There is one strip club in Santa Barbara and it’s a funny story.

In California the law (or at least it used to be) is that topless places can serve booze and therefore you need to be 21 to enter. Full nude places can’t serve alcohol (so just juice, coffee, water) so you only have to be 18. Municipalities can ban them altogether. In the mid-90s some guy read the regulations and realized that a full nude place that didn’t serve food was legal in town. He quietly opened one in a non-residential area near the train station and there wasn’t a damn thing that they could do. The city counsel called an emergency meeting and fixed the loophole but homeboy was grandfathered in. In short order he sold out to the Spearmint Rhino chain and made a mint.

I went when it first opened with full permission from the wife to mock the evangelicals who I had heard were protesting out front but was disappointed to not see any.

the movie “the players club” had ‘Diamond’ stripping her way through college

Actual first-person account of a student-stripper.

And a campus magazine account of another one.

I think that a lot of the more attractive women who used to work at such place have found other avenues for exploiting their sexuality. I was acquainted, through my work, with one who did bachelor parties and such.

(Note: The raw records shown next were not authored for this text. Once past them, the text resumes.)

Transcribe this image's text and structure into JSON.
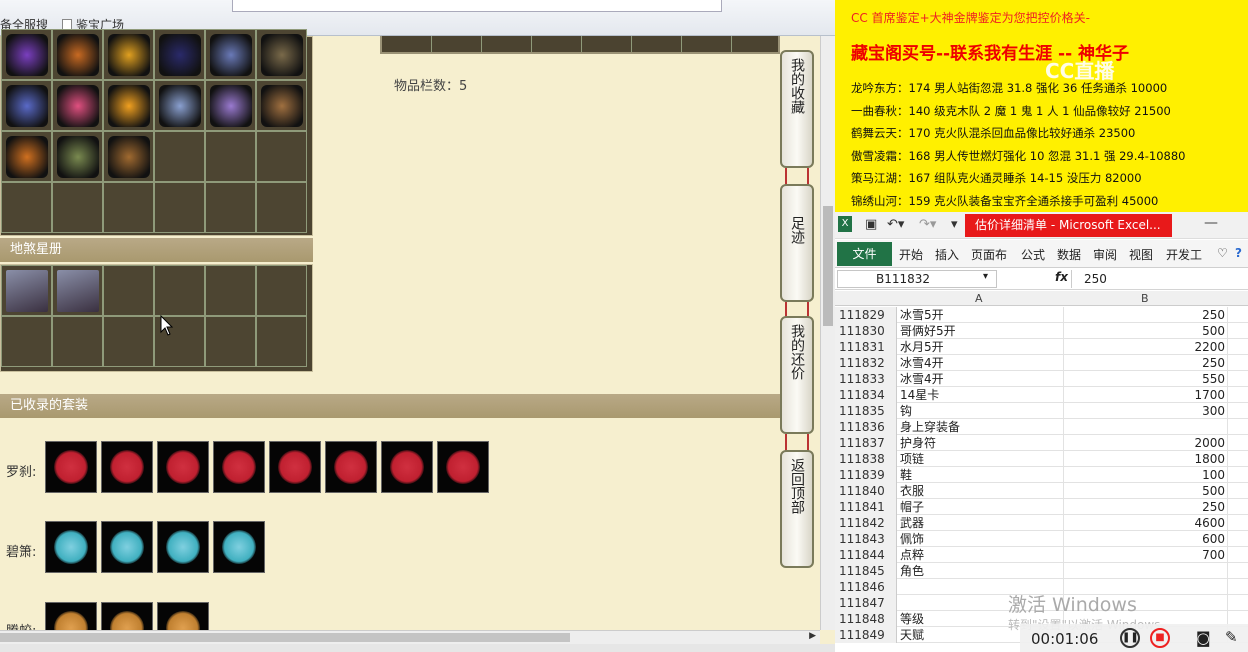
{
  "browser": {
    "bookmarks": [
      "备全服搜",
      "鉴宝广场"
    ]
  },
  "game": {
    "item_count_label": "物品栏数：5",
    "star_section_title": "地煞星册",
    "suits_section_title": "已收录的套装",
    "suits": [
      {
        "name": "罗刹:",
        "count": 8
      },
      {
        "name": "碧箫:",
        "count": 4
      },
      {
        "name": "腾蛟:",
        "count": 3
      }
    ],
    "side_buttons": [
      "我的收藏",
      "足迹",
      "我的还价",
      "返回顶部"
    ]
  },
  "note": {
    "line1": "CC 首席鉴定+大神金牌鉴定为您把控价格关-",
    "line2": "藏宝阁买号--联系我有生涯 -- 神华子",
    "overlay_logo": "CC直播",
    "rows": [
      "龙吟东方：174 男人站街忽混 31.8 强化 36 任务通杀 10000",
      "一曲春秋：140 级克木队 2 魔 1 鬼 1 人 1 仙品像较好 21500",
      "鹤舞云天：170 克火队混杀回血品像比较好通杀 23500",
      "傲雪凌霜：168 男人传世燃灯强化 10 忽混 31.1 强 29.4-10880",
      "策马江湖：167 组队克火通灵睡杀 14-15 没压力 82000",
      "锦绣山河：159 克火队装备宝宝齐全通杀接手可盈利 45000"
    ]
  },
  "excel": {
    "title": "估价详细清单 - Microsoft Excel...",
    "tabs": [
      "文件",
      "开始",
      "插入",
      "页面布",
      "公式",
      "数据",
      "审阅",
      "视图",
      "开发工"
    ],
    "name_box": "B111832",
    "formula_value": "250",
    "col_headers": [
      "A",
      "B"
    ],
    "rows": [
      {
        "n": "111829",
        "a": "冰雪5开",
        "b": "250"
      },
      {
        "n": "111830",
        "a": "哥俩好5开",
        "b": "500"
      },
      {
        "n": "111831",
        "a": "水月5开",
        "b": "2200"
      },
      {
        "n": "111832",
        "a": "冰雪4开",
        "b": "250"
      },
      {
        "n": "111833",
        "a": "冰雪4开",
        "b": "550"
      },
      {
        "n": "111834",
        "a": "14星卡",
        "b": "1700"
      },
      {
        "n": "111835",
        "a": "钩",
        "b": "300"
      },
      {
        "n": "111836",
        "a": "身上穿装备",
        "b": ""
      },
      {
        "n": "111837",
        "a": "护身符",
        "b": "2000"
      },
      {
        "n": "111838",
        "a": "项链",
        "b": "1800"
      },
      {
        "n": "111839",
        "a": "鞋",
        "b": "100"
      },
      {
        "n": "111840",
        "a": "衣服",
        "b": "500"
      },
      {
        "n": "111841",
        "a": "帽子",
        "b": "250"
      },
      {
        "n": "111842",
        "a": "武器",
        "b": "4600"
      },
      {
        "n": "111843",
        "a": "佩饰",
        "b": "600"
      },
      {
        "n": "111844",
        "a": "点粹",
        "b": "700"
      },
      {
        "n": "111845",
        "a": "角色",
        "b": ""
      },
      {
        "n": "111846",
        "a": "",
        "b": ""
      },
      {
        "n": "111847",
        "a": "",
        "b": ""
      },
      {
        "n": "111848",
        "a": "等级",
        "b": ""
      },
      {
        "n": "111849",
        "a": "天赋",
        "b": ""
      }
    ]
  },
  "windows": {
    "activate_title": "激活 Windows",
    "activate_sub": "转到\"设置\"以激活 Windows。"
  },
  "recorder": {
    "time": "00:01:06"
  },
  "colors": {
    "note_bg": "#fff000",
    "excel_green": "#217346",
    "title_red": "#e8191a"
  }
}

She was quite attractive. These days I think that a lot of the clubs are the end of the line.

I would tend to think the opposite. A woman performing naked on stage knows that she is not creating a permanent record that might come back in the future. This is not true if she decides to perform on the internet or on film.

“Shit, man. I didn’t know they had a college that only took one-dollar bills.” -Chris Rock

“Pimpin’ got harder, 'cause hoes got smarter.” -Wyclef Jean

Permeant record or not, Sites like OnlyFans and presumably others let women monetize their sexuality without having to spend long nights having to dry-hump strangers for $20s.

From my experience, I’ve never really seen fights or drug dealing like you might find in a nightclub or bar. Not that it doesn’t happen. I just think strip clubs are more of a chill environment. Mostly dudes drinking overpriced drinks and watching topless girls dance. Plus a lot of bouncers to make sure you don’t bother the girls. Bars and clubs you get dudes fighting over girls or drinking way too much and they tend to be a lot more crowded.

I would imagine that many of the girls might do coke or other drugs to keep their energy up throughout the evening. Plus talking to them, many strippers are into a general “party” lifestyle.

Prostitution wouldn’t surprise me. I can’t imagine paying $1000 to go to a VIP room unless I was getting something more out of it than a bottle of vodka and some lap dances.

Well. I only know one friend who is a stripper, but she claims she does not deal (or use) drugs. Sure that is no statistical sample, but we cannot assume it’s 100% drugs all the way down. If fact, those articles (“first-person accounts”) do not seem to mention drugs at all.

It does mention “pole dancing” but I have to point out that is not the same as stripping. In fact, I know an (unrelated) person who does pole dancing like you would go to a gymnastics studio or something. It is fun and good fitness.